Of course everything started with bread.....
The Missus had already fallen in love with "rusk" the twice baked bread that is very crisp and toast like.
Helene arrived with a sampling of cheese she selected for us.
The two thin slices on the top were just plain fantastic, intensely flavored, just plainly great. When we mentioned this, Helene beamed and told us that this cheese isn't on the menu. It's a local artisan cheese that they use in another dish she ordered for us, but it's flavor is so unique she decided we should taste it.
The roasted vegetables with fresh tomatoes and goat cheese was quite delicious...this is where the Missus started eating roasted vegetables every couple of weeks.
The least favorite dish of the evening were the stuffed mushrooms.
Stuffed with something that tasted like panchetta, these weren't bad, but paled in comparison to this:
Horta is what the Greeks call wild greens and there are literally hundreds of varieties. We'd come to really enjoy simple Horta Vrasta, simple boiled wild greens, never knowing exactly what we'd get, but tasty all the time. Funny that the first taste of horta would be in the form of very tasty fritters paired with goat cheese.
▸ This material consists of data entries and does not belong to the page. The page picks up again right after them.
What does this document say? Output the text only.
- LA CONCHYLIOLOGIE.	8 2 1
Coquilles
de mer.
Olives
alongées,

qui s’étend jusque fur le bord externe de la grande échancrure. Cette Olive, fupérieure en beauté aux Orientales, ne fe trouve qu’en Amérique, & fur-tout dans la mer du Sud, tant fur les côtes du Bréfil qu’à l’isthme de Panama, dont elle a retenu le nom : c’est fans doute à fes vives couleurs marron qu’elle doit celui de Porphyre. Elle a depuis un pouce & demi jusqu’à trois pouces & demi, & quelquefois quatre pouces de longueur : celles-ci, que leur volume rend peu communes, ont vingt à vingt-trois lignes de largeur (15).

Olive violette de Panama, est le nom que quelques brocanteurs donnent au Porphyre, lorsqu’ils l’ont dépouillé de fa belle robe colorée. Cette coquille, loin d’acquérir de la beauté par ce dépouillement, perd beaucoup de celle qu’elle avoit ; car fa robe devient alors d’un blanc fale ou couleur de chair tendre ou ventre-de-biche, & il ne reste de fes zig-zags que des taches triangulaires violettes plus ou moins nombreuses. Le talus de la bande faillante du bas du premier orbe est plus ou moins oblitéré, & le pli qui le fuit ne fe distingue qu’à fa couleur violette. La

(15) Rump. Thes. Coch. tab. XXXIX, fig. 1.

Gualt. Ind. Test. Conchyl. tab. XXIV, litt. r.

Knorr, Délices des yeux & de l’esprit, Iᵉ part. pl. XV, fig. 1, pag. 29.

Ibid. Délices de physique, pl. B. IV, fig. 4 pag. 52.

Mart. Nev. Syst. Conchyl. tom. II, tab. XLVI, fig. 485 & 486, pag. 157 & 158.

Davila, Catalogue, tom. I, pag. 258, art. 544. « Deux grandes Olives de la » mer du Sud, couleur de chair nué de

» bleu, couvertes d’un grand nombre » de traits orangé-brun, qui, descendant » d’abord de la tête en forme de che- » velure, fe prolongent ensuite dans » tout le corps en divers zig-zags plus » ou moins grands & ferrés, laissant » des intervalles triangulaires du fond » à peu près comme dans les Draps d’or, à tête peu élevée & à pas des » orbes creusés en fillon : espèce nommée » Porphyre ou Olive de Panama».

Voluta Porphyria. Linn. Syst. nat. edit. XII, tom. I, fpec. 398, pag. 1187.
But my favorite dish of the night was the pork chop stuffed with the cheese we'd tasted on the cheese plate and sun dried tomatoes.
This was so tasty and as far form the "other white meat" as you can get. It had that great pork flavor and the flesh near the bone was barely opaque, as it was moist and cooked to perfection. Even the Missus, who had sworn off pork ages ago couldn't help but have a couple of slices and gnaw on that done. It was one of most memorable dishes.
It was a fantastic dinner, thanks to this young lady:
We would come to love the traditional digestif that accompanies dessert (usually free) which is normally a cheese pie. It's called Raki, the stuff "that makes you dance on the tables if you drank enough". Made from grape skins, it has a nice bite, but goes so well with sweet-creamy-mildly savory items. Usually something like this would KO the Missus....but for some reason, having all that wine, then finishing with Raki never touched Her in Greece.
As we were leaving Helene gave me a copy of the menu......the all Greek menu that we could keep "to remember".